In scenarios with limited available data, training the function-to-function neural PDE solver in an unsupervised manner is essential. However, the efficiency and accuracy of existing methods are constrained by the properties of numerical algorithms, such as finite difference and pseudo-spectral methods, integrated during the training stage. These methods necessitate careful spatiotemporal discretization to achieve reasonable accuracy, leading to significant computational challenges and inaccurate simulations, particularly in cases with substantial spatiotemporal variations. To address these limitations, we propose theMonte Carlo Neural PDE Solver (MCNP Solver) for training unsupervised neural solvers via the PDEs’ probabilistic representation, which regards macroscopic phenomena as ensembles of random particles.
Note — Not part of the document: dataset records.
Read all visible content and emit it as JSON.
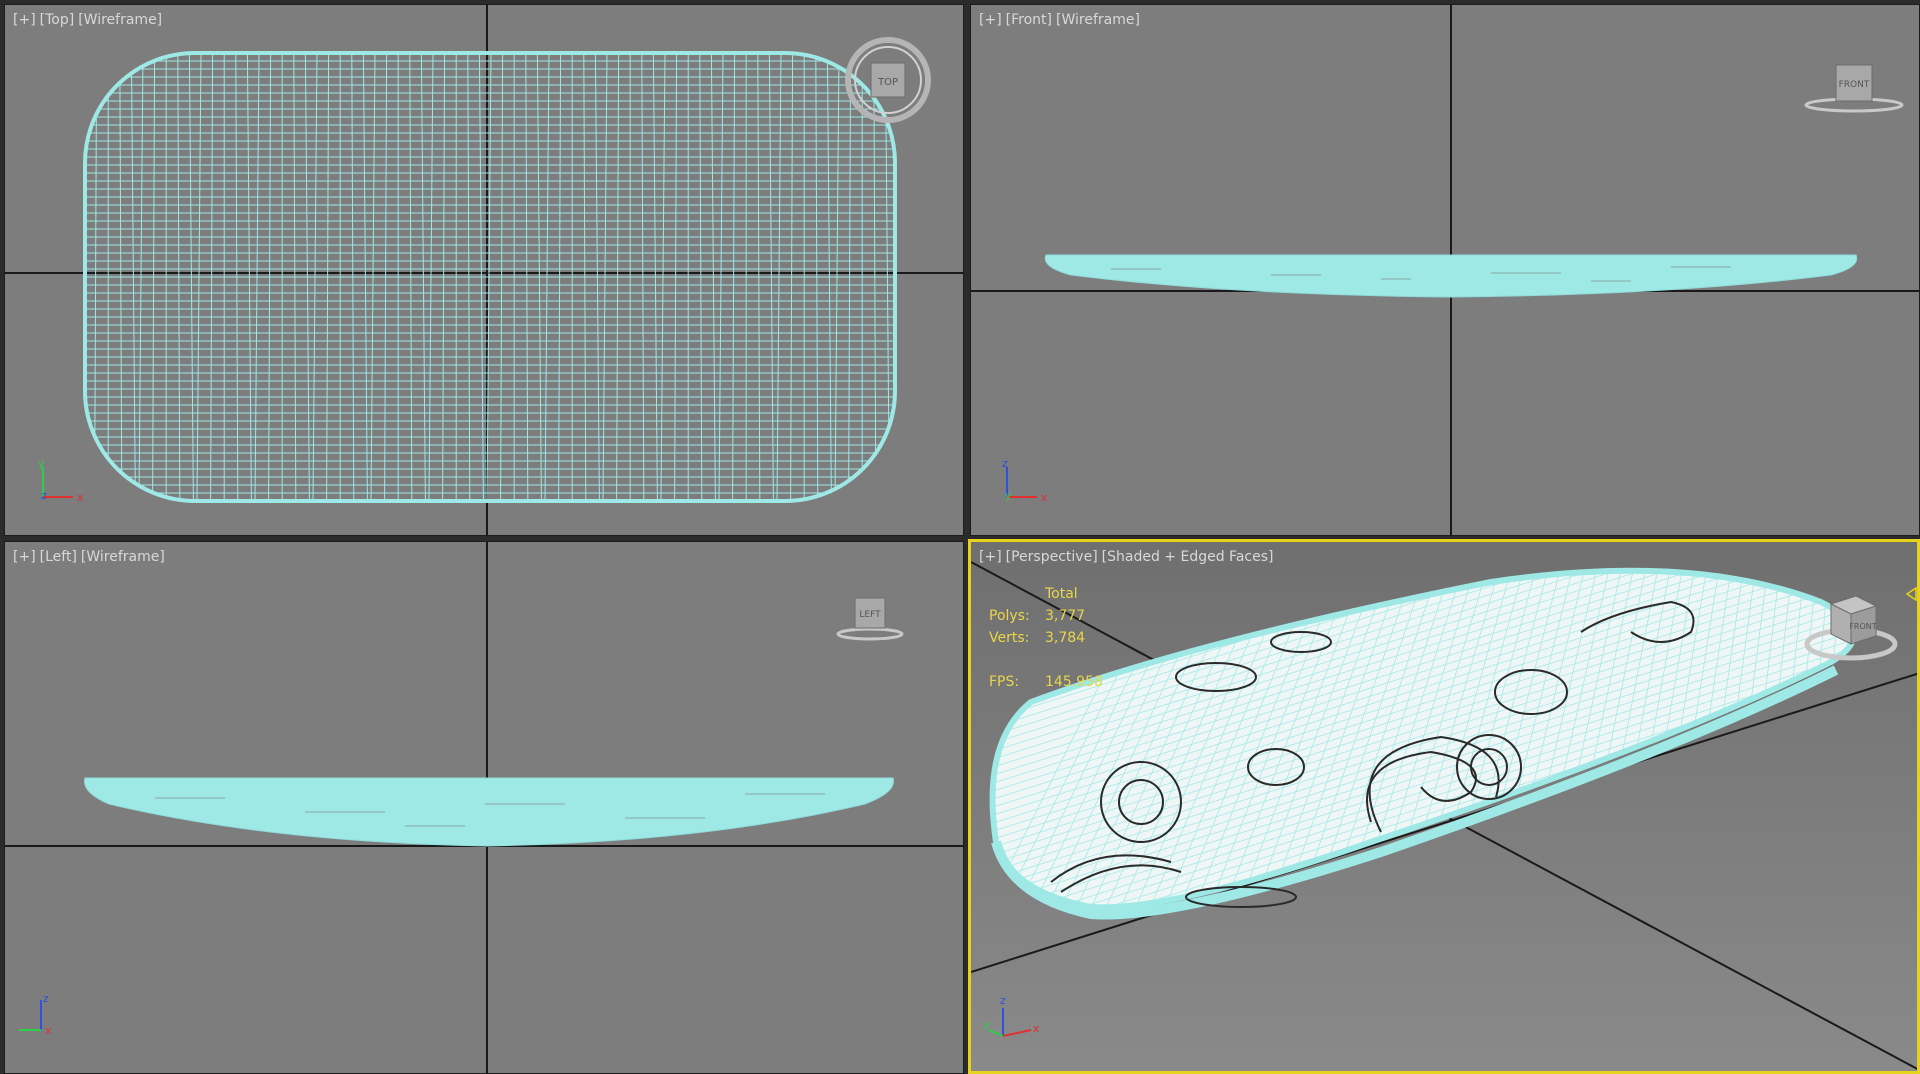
{
  "viewports": {
    "top": {
      "plus": "[+]",
      "view": "[Top]",
      "mode": "[Wireframe]",
      "cube": "TOP"
    },
    "front": {
      "plus": "[+]",
      "view": "[Front]",
      "mode": "[Wireframe]",
      "cube": "FRONT"
    },
    "left": {
      "plus": "[+]",
      "view": "[Left]",
      "mode": "[Wireframe]",
      "cube": "LEFT"
    },
    "perspective": {
      "plus": "[+]",
      "view": "[Perspective]",
      "mode": "[Shaded + Edged Faces]",
      "cube": "FRONT"
    }
  },
  "stats": {
    "header": "Total",
    "polys_label": "Polys:",
    "polys_value": "3,777",
    "verts_label": "Verts:",
    "verts_value": "3,784",
    "fps_label": "FPS:",
    "fps_value": "145.958"
  },
  "axes": {
    "top": [
      "y",
      "z",
      "x"
    ],
    "front": [
      "z",
      "y",
      "x"
    ],
    "left": [
      "z",
      "x"
    ],
    "persp": [
      "z",
      "y",
      "x"
    ]
  },
  "colors": {
    "viewport_bg": "#7d7d7d",
    "wire": "#9ee8e6",
    "active_border": "#e6d21a",
    "stats": "#e8d64a"
  }
}
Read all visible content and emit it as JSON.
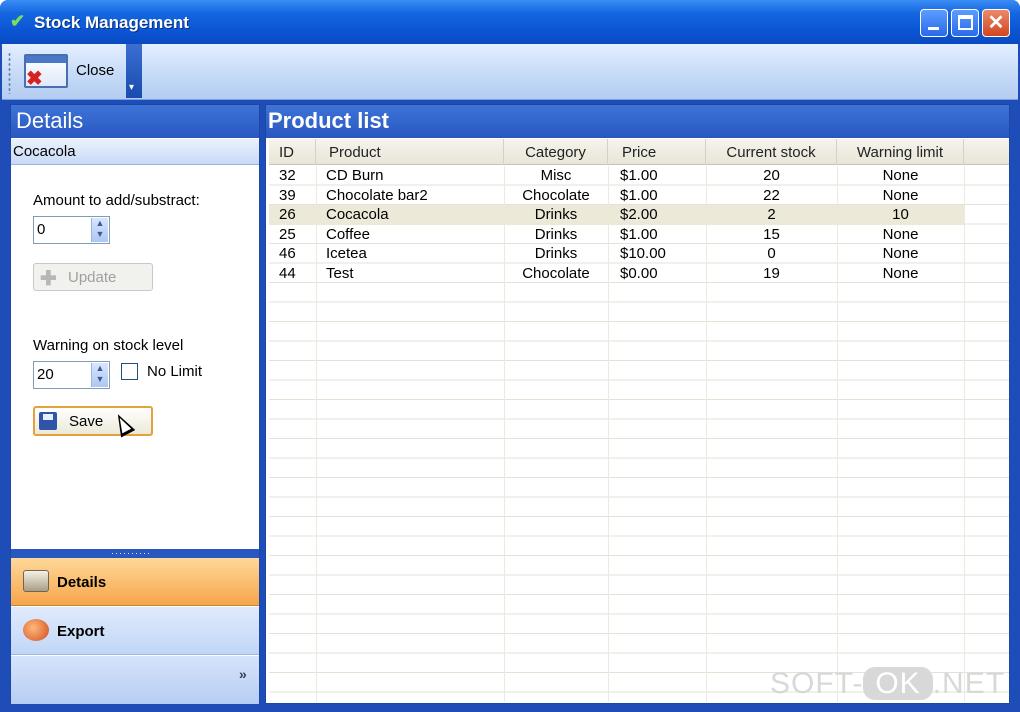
{
  "window": {
    "title": "Stock Management"
  },
  "toolbar": {
    "close_label": "Close",
    "overflow": "▾"
  },
  "details": {
    "header": "Details",
    "selected_product": "Cocacola",
    "amount_label": "Amount to add/substract:",
    "amount_value": "0",
    "update_label": "Update",
    "warning_label": "Warning on stock level",
    "warning_value": "20",
    "no_limit_label": "No Limit",
    "no_limit_checked": false,
    "save_label": "Save"
  },
  "nav": {
    "splitter": "··········",
    "items": [
      {
        "label": "Details",
        "active": true,
        "icon": "folder-icon"
      },
      {
        "label": "Export",
        "active": false,
        "icon": "export-icon"
      }
    ],
    "more": "»"
  },
  "product_list": {
    "header": "Product list",
    "columns": [
      "ID",
      "Product",
      "Category",
      "Price",
      "Current stock",
      "Warning limit"
    ],
    "rows": [
      {
        "id": "32",
        "product": "CD Burn",
        "category": "Misc",
        "price": "$1.00",
        "stock": "20",
        "limit": "None",
        "selected": false
      },
      {
        "id": "39",
        "product": "Chocolate bar2",
        "category": "Chocolate",
        "price": "$1.00",
        "stock": "22",
        "limit": "None",
        "selected": false
      },
      {
        "id": "26",
        "product": "Cocacola",
        "category": "Drinks",
        "price": "$2.00",
        "stock": "2",
        "limit": "10",
        "selected": true
      },
      {
        "id": "25",
        "product": "Coffee",
        "category": "Drinks",
        "price": "$1.00",
        "stock": "15",
        "limit": "None",
        "selected": false
      },
      {
        "id": "46",
        "product": "Icetea",
        "category": "Drinks",
        "price": "$10.00",
        "stock": "0",
        "limit": "None",
        "selected": false
      },
      {
        "id": "44",
        "product": "Test",
        "category": "Chocolate",
        "price": "$0.00",
        "stock": "19",
        "limit": "None",
        "selected": false
      }
    ]
  },
  "watermark": {
    "pre": "SOFT-",
    "ok": "OK",
    "post": ".NET"
  },
  "colors": {
    "title_bar": "#0b55d4",
    "pane_header": "#2857c0",
    "active_nav": "#f6a54b",
    "selected_row": "#ece9d8"
  }
}
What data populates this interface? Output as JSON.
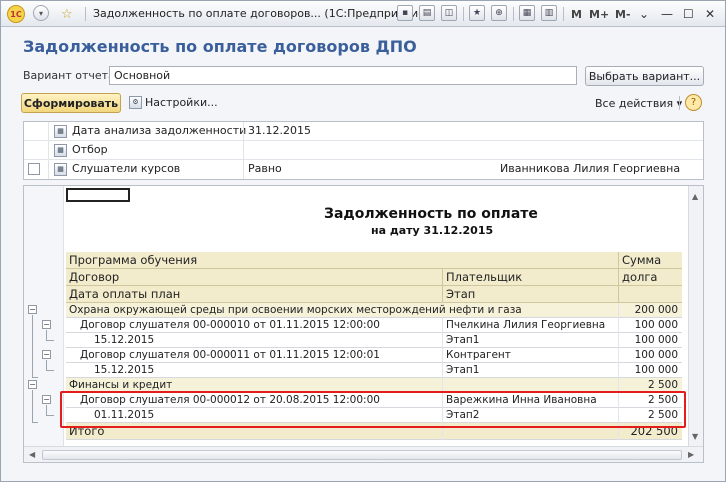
{
  "titlebar": {
    "title": "Задолженность по оплате договоров... (1С:Предприятие)",
    "logo_text": "1С",
    "mem_buttons": [
      "M",
      "M+",
      "M-"
    ]
  },
  "form": {
    "title": "Задолженность по оплате договоров ДПО",
    "variant_label": "Вариант отчета:",
    "variant_value": "Основной",
    "select_variant_button": "Выбрать вариант...",
    "generate_button": "Сформировать",
    "settings_button": "Настройки...",
    "all_actions": "Все действия",
    "help": "?"
  },
  "settings_grid": [
    {
      "name": "Дата анализа задолженности",
      "condition": "",
      "value": "31.12.2015",
      "extra": ""
    },
    {
      "name": "Отбор",
      "condition": "",
      "value": "",
      "extra": ""
    },
    {
      "name": "Слушатели курсов",
      "condition": "Равно",
      "value": "",
      "extra": "Иванникова Лилия Георгиевна"
    }
  ],
  "report": {
    "title": "Задолженность по оплате",
    "subtitle": "на дату 31.12.2015",
    "headers": {
      "program": "Программа обучения",
      "contract": "Договор",
      "payment_date": "Дата оплаты план",
      "payer": "Плательщик",
      "stage": "Этап",
      "sum1": "Сумма",
      "sum2": "долга"
    },
    "rows": [
      {
        "level": 0,
        "text": "Охрана окружающей среды при освоении морских месторождений нефти и газа",
        "col2": "",
        "sum": "200 000"
      },
      {
        "level": 1,
        "text": "Договор слушателя 00-000010 от 01.11.2015 12:00:00",
        "col2": "Пчелкина Лилия Георгиевна",
        "sum": "100 000"
      },
      {
        "level": 2,
        "text": "15.12.2015",
        "col2": "Этап1",
        "sum": "100 000"
      },
      {
        "level": 1,
        "text": "Договор слушателя 00-000011 от 01.11.2015 12:00:01",
        "col2": "Контрагент",
        "sum": "100 000"
      },
      {
        "level": 2,
        "text": "15.12.2015",
        "col2": "Этап1",
        "sum": "100 000"
      },
      {
        "level": 0,
        "text": "Финансы и кредит",
        "col2": "",
        "sum": "2 500"
      },
      {
        "level": 1,
        "text": "Договор слушателя 00-000012 от 20.08.2015 12:00:00",
        "col2": "Варежкина Инна Ивановна",
        "sum": "2 500"
      },
      {
        "level": 2,
        "text": "01.11.2015",
        "col2": "Этап2",
        "sum": "2 500"
      }
    ],
    "total_label": "Итого",
    "total_sum": "202 500"
  }
}
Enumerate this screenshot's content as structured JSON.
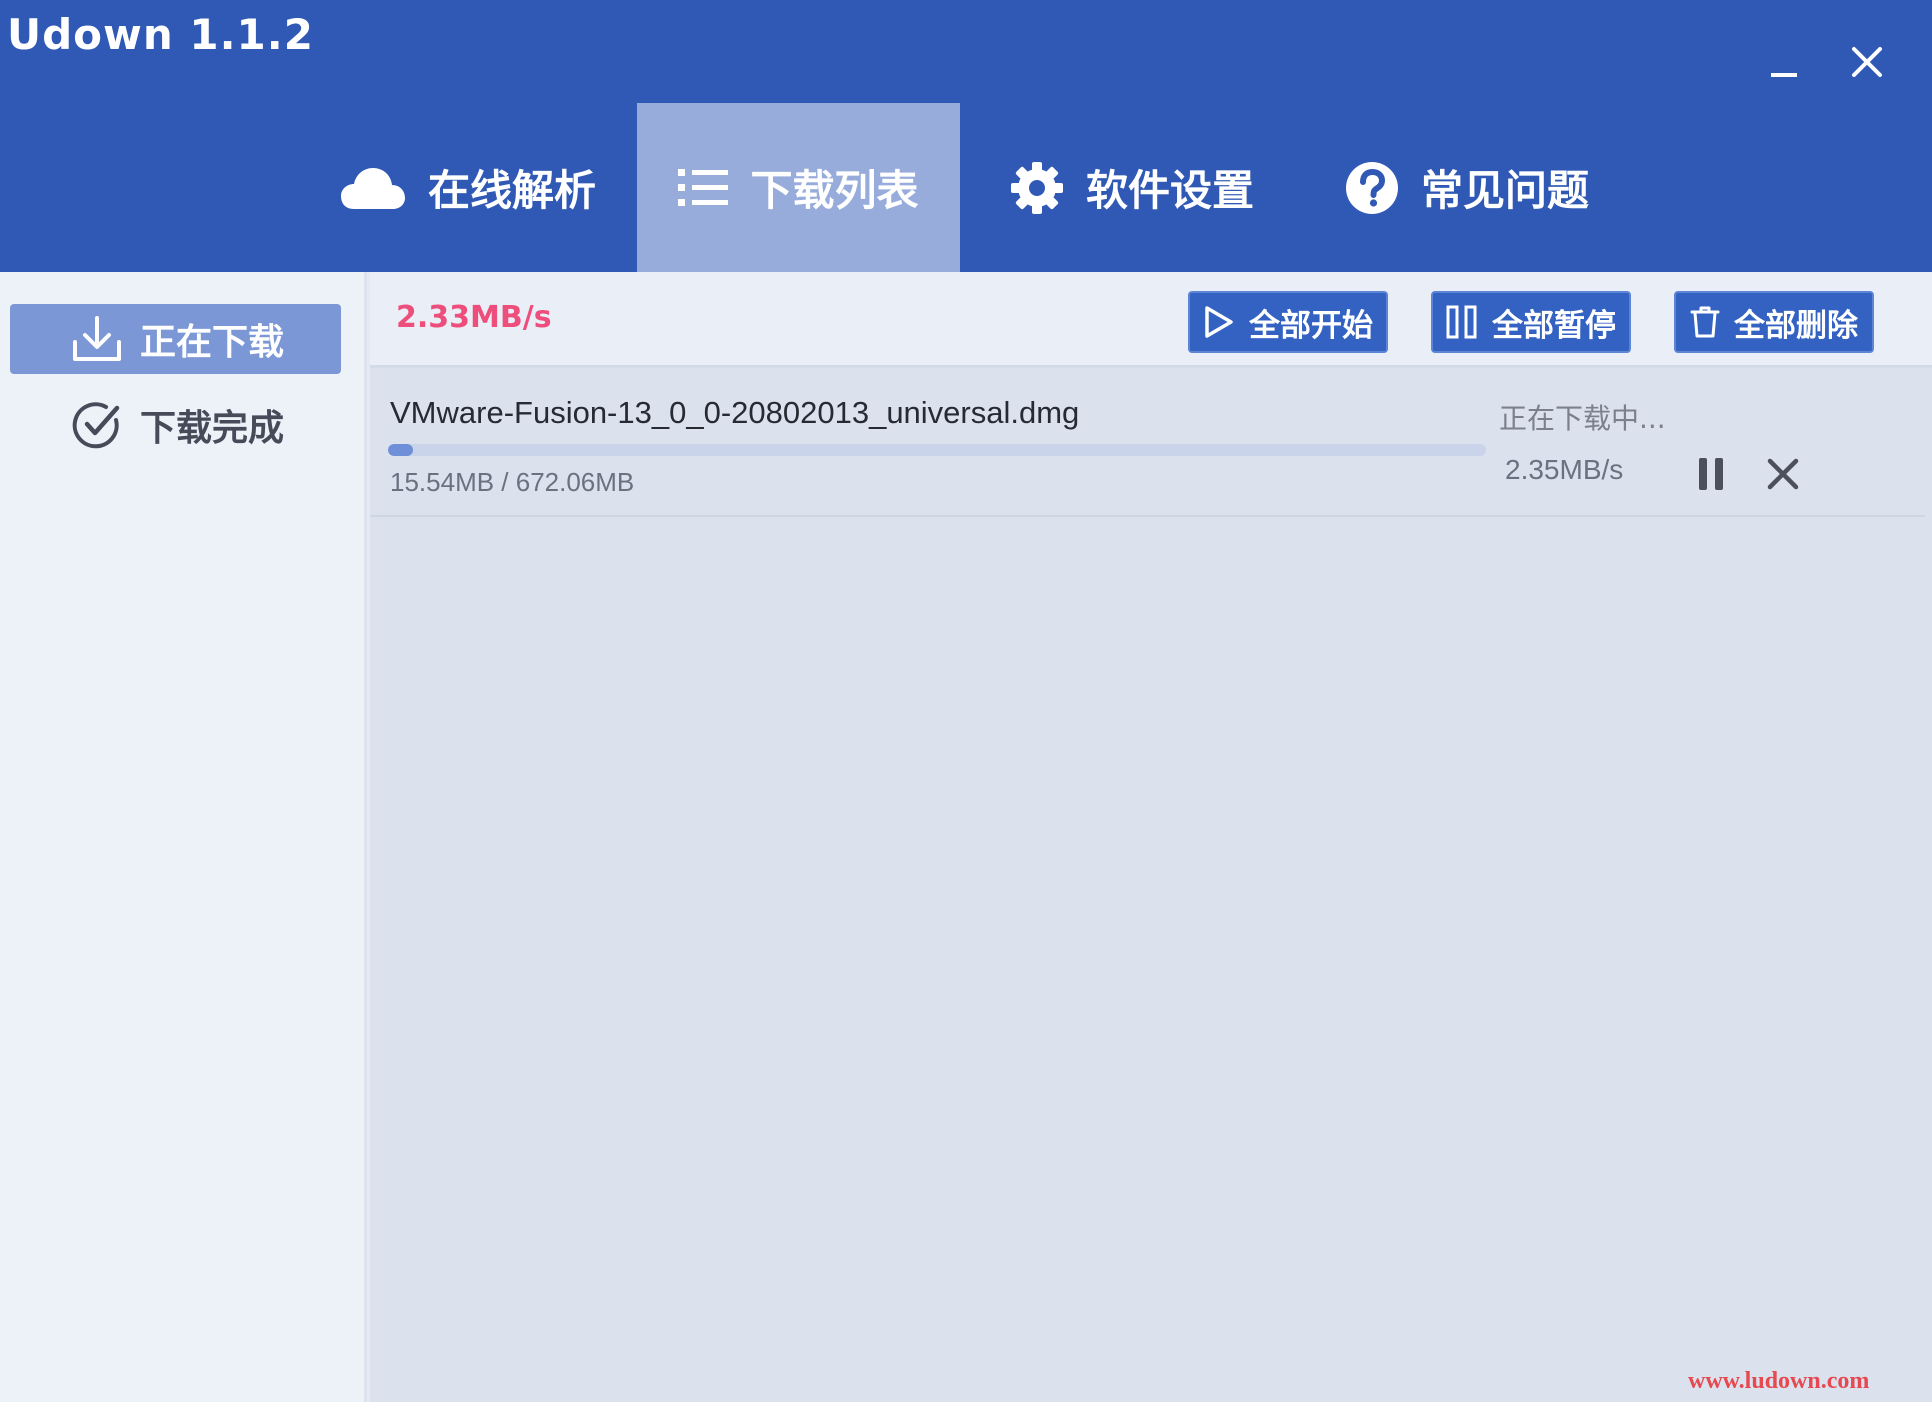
{
  "app": {
    "title": "Udown 1.1.2"
  },
  "window_controls": {
    "minimize_icon": "minimize-icon",
    "close_icon": "close-icon"
  },
  "nav": {
    "tabs": [
      {
        "label": "在线解析",
        "icon": "cloud-icon",
        "active": false
      },
      {
        "label": "下载列表",
        "icon": "list-icon",
        "active": true
      },
      {
        "label": "软件设置",
        "icon": "gear-icon",
        "active": false
      },
      {
        "label": "常见问题",
        "icon": "question-icon",
        "active": false
      }
    ]
  },
  "sidebar": {
    "items": [
      {
        "label": "正在下载",
        "icon": "download-icon",
        "active": true
      },
      {
        "label": "下载完成",
        "icon": "check-circle-icon",
        "active": false
      }
    ]
  },
  "toolbar": {
    "total_speed": "2.33MB/s",
    "start_all": "全部开始",
    "pause_all": "全部暂停",
    "delete_all": "全部删除"
  },
  "tasks": [
    {
      "name": "VMware-Fusion-13_0_0-20802013_universal.dmg",
      "size": "15.54MB / 672.06MB",
      "progress": 0.023,
      "status": "正在下载中...",
      "speed": "2.35MB/s"
    }
  ],
  "colors": {
    "brand": "#2f59b5",
    "active_tab": "#97acdb",
    "speed_accent": "#ee4e7c"
  },
  "watermark": "www.ludown.com"
}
Compared to other unsupervised methods, MCNP Solver naturally inherits the advantages of the Monte Carlo method, which is robust against spatiotemporal variations and can tolerate coarse step size. In simulating the trajectories of particles, we employ Heun’smethod for the convection process and calculate the expectation via the probability density function of neighbouring grid points during the diffusion process. These techniques enhance accuracy and circumvent the computational issues associated with Monte Carlo sampling. Our numerical experiments on convection-diffusion, Allen-Cahn, and Navier-Stokes equations demonstrate significant improvements in accuracy and efficiency compared to other unsupervised baselines.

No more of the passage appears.